Author: Marianne Wurtz, Aalborg University, Denmark
I am researching students’ production of multimodal texts in a Danish primary school. As I am interested in the choices the students make in their design process, I focus on the dialogues in the group of students. These dialogues are often non-verbal and therefore I have used multimodal transcriptions. My aim is to try to make my reflections, during the process of transcriptions of few minutes of a video observation, more transparent.
The original interaction is framed as students’ transduction of “Jairus’s daughter” from the Bible to a multimodal text. In the video clip the students are previewing their realization of the scene where Jairus receives the message of his daughter’s death and suddenly they are laughing. Why do they laugh? In what way is their laughter a response to the sign which they had made?
In order to answer these questions I first made a written transcript. I used a tabular format, with temporality on a vertical axis and modal separation horizontally, in order to analyze the students’ response across modes unfolded in time. I started with 4 columns and rich description. Then I elaborated my template to get a better overview, with columns for distance from the screen, gaze, body posture, speech and voice. I ended up with 12 columns because it also became necessary to divide the multimodal text, which the students were previewing, into modes in order to answer the question. I highlighted the most significant modes by positioning them to the left.
In the beginning of the preview of the scene the students all gaze at the screen. After the lines: “Is she?” three of the students rapidly gaze at Michael (who is outside of the webcam), at the screen and at Michael while they laugh.The scene they are previewing is communicating grief. Grief is represented across modes: bodily in the students acting the characters, through voice in ‘the acting with voice’ of the servant expressing compassion and in the image which foregrounds Jairus by his position in the center and by the gazes from the servant and Jesus. It is Michael who has recorded both the lines of the servant and the lines of Jairus. In order to let the audience know that it is two different persons speaking, he has changed his voice as he speaks the lines of Jairus. The result is a voice quality that is more like a girl speaking than that of a man.
I see the students’ laughter as a resource for forming a hypothesis about the students’ interest. The students are engaged in communicating the grief of Jairus, and they laugh because the use of voice is a contrast to the grief they want to communicate. In the preview situation they shift positions from makers of the text to interpreters of the text. Their laughter is a sign of disagreement of the recorded speech as the most apt use of voice in relation to the ensamples of modes. Learning a body of knowledge like Danish includes interpretations of literary texts. In the students’ text interpretation as transduction they have made their interpretation of this scene material. The preview turned their interpretation as an outward sign into a prompt and their laughter is a response to this sign as the most apt realization of this scene. The laughter was a sign of learning.
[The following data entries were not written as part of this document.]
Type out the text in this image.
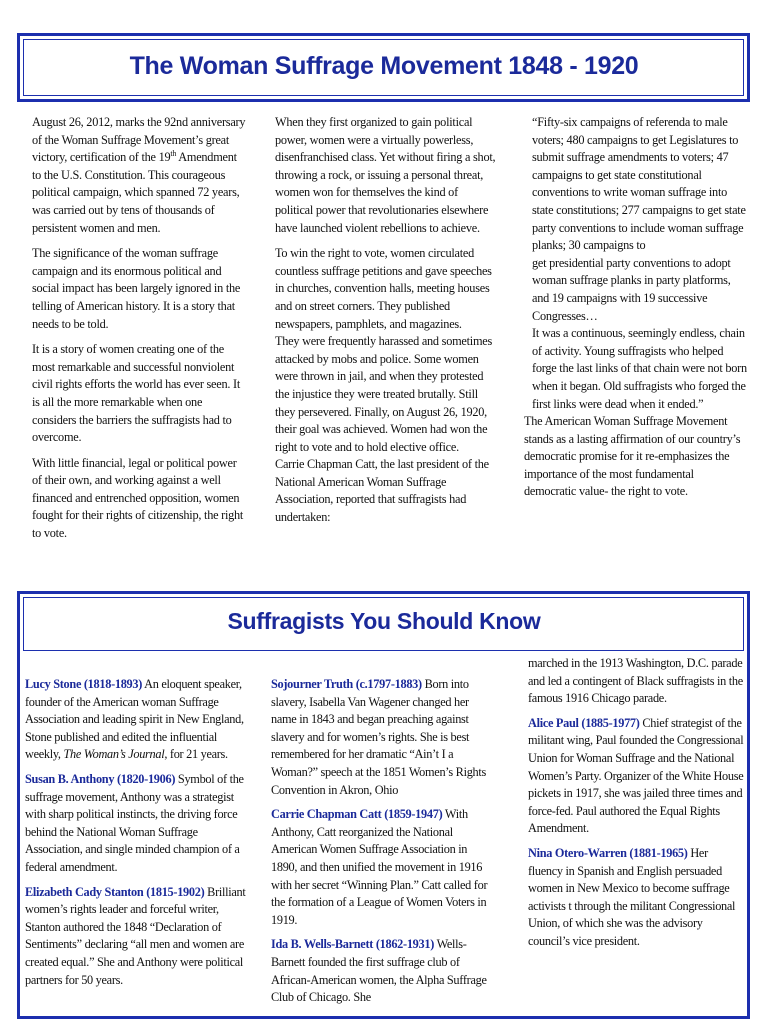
The Woman Suffrage Movement 1848 - 1920

August 26, 2012, marks the 92nd anniversary of the Woman Suffrage Movement’s great victory, certification of the 19th Amendment to the U.S. Constitution. This courageous political campaign, which spanned 72 years, was carried out by tens of thousands of persistent women and men.

The significance of the woman suffrage campaign and its enormous political and social impact has been largely ignored in the telling of American history. It is a story that needs to be told.

It is a story of women creating one of the most remarkable and successful nonviolent civil rights efforts the world has ever seen. It is all the more remarkable when one considers the barriers the suffragists had to overcome.

With little financial, legal or political power of their own, and working against a well financed and entrenched opposition, women fought for their rights of citizenship, the right to vote.

When they first organized to gain political power, women were a virtually powerless, disenfranchised class. Yet without firing a shot, throwing a rock, or issuing a personal threat, women won for themselves the kind of political power that revolutionaries elsewhere have launched violent rebellions to achieve.

To win the right to vote, women circulated countless suffrage petitions and gave speeches in churches, convention halls, meeting houses and on street corners. They published newspapers, pamphlets, and magazines.

They were frequently harassed and sometimes attacked by mobs and police. Some women were thrown in jail, and when they protested the injustice they were treated brutally. Still they persevered. Finally, on August 26, 1920, their goal was achieved. Women had won the right to vote and to hold elective office.

Carrie Chapman Catt, the last president of the National American Woman Suffrage Association, reported that suffragists had undertaken:

“Fifty-six campaigns of referenda to male voters; 480 campaigns to get Legislatures to submit suffrage amendments to voters; 47 campaigns to get state constitutional conventions to write woman suffrage into state constitutions; 277 campaigns to get state party conventions to include woman suffrage planks; 30 campaigns to

get presidential party conventions to adopt woman suffrage planks in party platforms, and 19 campaigns with 19 successive Congresses…

It was a continuous, seemingly endless, chain of activity. Young suffragists who helped forge the last links of that chain were not born when it began. Old suffragists who forged the first links were dead when it ended.”

The American Woman Suffrage Movement stands as a lasting affirmation of our country’s democratic promise for it re-emphasizes the importance of the most fundamental democratic value- the right to vote.

Suffragists You Should Know

Lucy Stone (1818-1893) An eloquent speaker, founder of the American woman Suffrage Association and leading spirit in New England, Stone published and edited the influential weekly, The Woman’s Journal, for 21 years.

Susan B. Anthony (1820-1906) Symbol of the suffrage movement, Anthony was a strategist with sharp political instincts, the driving force behind the National Woman Suffrage Association, and single minded champion of a federal amendment.

Elizabeth Cady Stanton (1815-1902) Brilliant women’s rights leader and forceful writer, Stanton authored the 1848 “Declaration of Sentiments” declaring “all men and women are created equal.” She and Anthony were political partners for 50 years.

Sojourner Truth (c.1797-1883) Born into slavery, Isabella Van Wagener changed her name in 1843 and began preaching against slavery and for women’s rights. She is best remembered for her dramatic “Ain’t I a Woman?” speech at the 1851 Women’s Rights Convention in Akron, Ohio

Carrie Chapman Catt (1859-1947) With Anthony, Catt reorganized the National American Women Suffrage Association in 1890, and then unified the movement in 1916 with her secret “Winning Plan.” Catt called for the formation of a League of Women Voters in 1919.

Ida B. Wells-Barnett (1862-1931) Wells-Barnett founded the first suffrage club of African-American women, the Alpha Suffrage Club of Chicago. She

marched in the 1913 Washington, D.C. parade and led a contingent of Black suffragists in the famous 1916 Chicago parade.

Alice Paul (1885-1977) Chief strategist of the militant wing, Paul founded the Congressional Union for Woman Suffrage and the National Women’s Party. Organizer of the White House pickets in 1917, she was jailed three times and force-fed. Paul authored the Equal Rights Amendment.

Nina Otero-Warren (1881-1965) Her fluency in Spanish and English persuaded women in New Mexico to become suffrage activists t through the militant Congressional Union, of which she was the advisory council’s vice president.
My first transcripts gave me analytical insight and helped me select the modes that were significant in order to answer my question. The next step was how to represent my findings in order to persuade an audience. My representational choices were made during my stay in London Knowledge Lab in the social context of the MODE group and inspired by their comments on my different transcriptions.
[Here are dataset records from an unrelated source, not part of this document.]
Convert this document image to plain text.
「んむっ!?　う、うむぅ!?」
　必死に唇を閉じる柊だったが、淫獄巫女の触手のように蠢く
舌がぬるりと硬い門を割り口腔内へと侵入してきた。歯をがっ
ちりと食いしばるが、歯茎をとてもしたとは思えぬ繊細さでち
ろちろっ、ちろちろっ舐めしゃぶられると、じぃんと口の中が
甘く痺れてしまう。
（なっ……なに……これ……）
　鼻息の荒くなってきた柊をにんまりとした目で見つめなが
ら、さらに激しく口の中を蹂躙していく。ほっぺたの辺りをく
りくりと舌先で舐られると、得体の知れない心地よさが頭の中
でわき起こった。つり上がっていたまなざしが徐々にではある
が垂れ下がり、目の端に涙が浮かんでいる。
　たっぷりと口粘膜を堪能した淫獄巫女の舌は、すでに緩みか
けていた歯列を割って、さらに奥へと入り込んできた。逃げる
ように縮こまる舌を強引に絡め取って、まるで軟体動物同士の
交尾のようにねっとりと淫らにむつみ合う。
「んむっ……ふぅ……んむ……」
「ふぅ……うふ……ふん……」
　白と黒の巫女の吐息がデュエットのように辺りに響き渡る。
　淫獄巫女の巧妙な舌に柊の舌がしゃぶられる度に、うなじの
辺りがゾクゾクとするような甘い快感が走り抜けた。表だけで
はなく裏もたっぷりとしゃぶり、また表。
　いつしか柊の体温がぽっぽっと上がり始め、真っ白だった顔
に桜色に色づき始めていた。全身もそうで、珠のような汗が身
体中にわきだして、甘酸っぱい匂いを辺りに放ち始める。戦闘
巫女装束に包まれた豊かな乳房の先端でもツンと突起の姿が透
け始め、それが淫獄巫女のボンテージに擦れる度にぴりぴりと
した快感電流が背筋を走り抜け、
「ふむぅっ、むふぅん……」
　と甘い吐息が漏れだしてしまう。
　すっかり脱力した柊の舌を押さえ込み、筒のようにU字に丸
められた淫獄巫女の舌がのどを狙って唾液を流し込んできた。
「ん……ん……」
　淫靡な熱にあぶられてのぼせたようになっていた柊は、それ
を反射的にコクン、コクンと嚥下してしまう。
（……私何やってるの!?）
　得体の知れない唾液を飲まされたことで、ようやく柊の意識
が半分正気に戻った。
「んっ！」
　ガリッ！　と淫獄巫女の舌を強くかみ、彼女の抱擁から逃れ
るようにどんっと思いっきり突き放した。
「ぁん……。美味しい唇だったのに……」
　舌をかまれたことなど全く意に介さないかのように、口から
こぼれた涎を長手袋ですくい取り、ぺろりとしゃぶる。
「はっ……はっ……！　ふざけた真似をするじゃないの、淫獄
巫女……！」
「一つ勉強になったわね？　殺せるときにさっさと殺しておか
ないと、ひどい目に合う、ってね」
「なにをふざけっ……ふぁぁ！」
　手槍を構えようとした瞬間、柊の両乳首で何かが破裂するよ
My final template (Figure 1) is framed by my research question, interpretation of literary texts as part of the curriculum for Danish and by a multimodal social semiotic approach to learning. I have excluded the modes which were not significant and chosen to represent my findings in image and writing as the most apt choice to communicate this single episode.
I chose to use images in order to stay closer to the video and at the same time give the reader the possibility to ‘see for himself’. Audiences might have difficulties separating the text the students are previewing from their response to the text. I have therefore used color and layout as signifiers: Purple signifies the text, and blue signifies the students’ response to their text. Speech bubbles separates voice from the text from voice in the response. Title and icons in the screen dumps separates images from the text from images in the response. Images from the text are used to document the grief of Jaurus and images of the students’ response to document gaze and laughter. To make the gazes more clear I added arrows. Time was significant to document the shift from serious engagement to laughter exactly after the lines “Is she”. And I changed the layout so time now is horizontal and text and response vertical. By placing the students response above the text the transcript becomes a visual documentation for when the students gaze at the text and when they gaze at Michael.